Pine River Fish Passage Project Awarded $1.2 Million Grant To Complete Construction
The Minnesota DNR, Big Pine Lakes Association, U.S. Army Corps of Engineers, Crow Wing County elected officials, and more all came together to celebrate the groundbreaking ceremony of the Pine River Fish Passage project. This project will benefit both wildlife and surrounding communities.
“The original rock dam was built 50 years ago basically to create Big Pine Lake. Before the dam was in place, the lake was more of a swamp or a wetland, so the rock dam was permitted in 1970, created what is Big Pine Lake today, and has been an maintenance issue for the last 20-30 years,” said Rob Hall, Crow Wing Highway Department.
This new project is considered to be a long-term fix and will reduce maintenance, lower county and lake association expenses, and create a lower-lake level for the residents.

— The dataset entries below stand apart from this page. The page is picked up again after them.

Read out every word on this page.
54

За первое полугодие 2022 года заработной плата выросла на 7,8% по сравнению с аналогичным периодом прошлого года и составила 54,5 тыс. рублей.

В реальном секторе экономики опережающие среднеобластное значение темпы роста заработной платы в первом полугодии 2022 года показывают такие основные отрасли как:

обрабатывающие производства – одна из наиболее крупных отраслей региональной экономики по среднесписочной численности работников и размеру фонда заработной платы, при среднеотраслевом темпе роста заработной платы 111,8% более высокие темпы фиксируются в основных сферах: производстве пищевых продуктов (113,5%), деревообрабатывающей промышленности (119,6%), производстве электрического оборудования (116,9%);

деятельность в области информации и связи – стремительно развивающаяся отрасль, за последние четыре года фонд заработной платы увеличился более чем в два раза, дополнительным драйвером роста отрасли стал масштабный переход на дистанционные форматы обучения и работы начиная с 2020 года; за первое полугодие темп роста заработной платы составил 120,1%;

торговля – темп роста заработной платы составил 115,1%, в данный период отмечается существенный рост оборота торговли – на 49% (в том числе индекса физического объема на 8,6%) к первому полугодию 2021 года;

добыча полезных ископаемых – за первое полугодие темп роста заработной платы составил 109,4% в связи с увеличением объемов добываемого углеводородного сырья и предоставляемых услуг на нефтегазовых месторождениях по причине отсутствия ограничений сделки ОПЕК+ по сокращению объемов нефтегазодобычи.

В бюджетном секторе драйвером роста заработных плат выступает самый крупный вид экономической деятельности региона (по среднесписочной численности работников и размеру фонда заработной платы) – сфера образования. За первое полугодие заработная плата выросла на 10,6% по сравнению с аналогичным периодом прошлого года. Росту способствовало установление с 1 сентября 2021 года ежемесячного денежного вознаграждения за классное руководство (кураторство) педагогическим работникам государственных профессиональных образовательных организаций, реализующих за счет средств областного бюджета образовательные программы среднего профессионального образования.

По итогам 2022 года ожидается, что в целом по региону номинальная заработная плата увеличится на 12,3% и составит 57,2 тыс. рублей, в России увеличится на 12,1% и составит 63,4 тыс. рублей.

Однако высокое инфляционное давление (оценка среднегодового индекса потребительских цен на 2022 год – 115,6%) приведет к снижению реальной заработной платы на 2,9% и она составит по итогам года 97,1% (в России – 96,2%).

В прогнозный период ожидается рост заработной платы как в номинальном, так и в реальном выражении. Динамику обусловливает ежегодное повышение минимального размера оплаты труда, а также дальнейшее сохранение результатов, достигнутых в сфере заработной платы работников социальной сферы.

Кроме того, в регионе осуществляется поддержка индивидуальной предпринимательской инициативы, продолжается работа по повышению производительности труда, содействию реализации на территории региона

“We created a design that will allow for the functions and water flow through the river since it’s being controlled by the Army dam. So from there, we came up with a engineer construction plan that consist of five different arch rapids separated by deeper pools that will allow for fish passage,” Brad Kennedy, a Soil and Water Conservation District Engineer Technician.
“We did have some difficulties that were beyond our control; there was a breech in the dam that had to have emergency repairs made to it, so the project had to be phased and broken into two projects. So, we completed phase 1 in June of 2016,” said Beth Hippert, Crow Wing Soil & Water Conservation District Project Facilitator.
The main purpose of the project is to rebuild ecological health of fish and other aquatic life reliant on the pine, feeder streams, wetlands, and lakes. The riffles are engineered to restore natural flows, spawning habitat, and in-stream cycling.
A $1.2 million grant that was awarded by the Outdoor Heritage Council will now fund the Pine River Fish Passage in Crow Wing County. The Minnesota Pollution Control Agency will also track the success of the project on a 10-year cycle.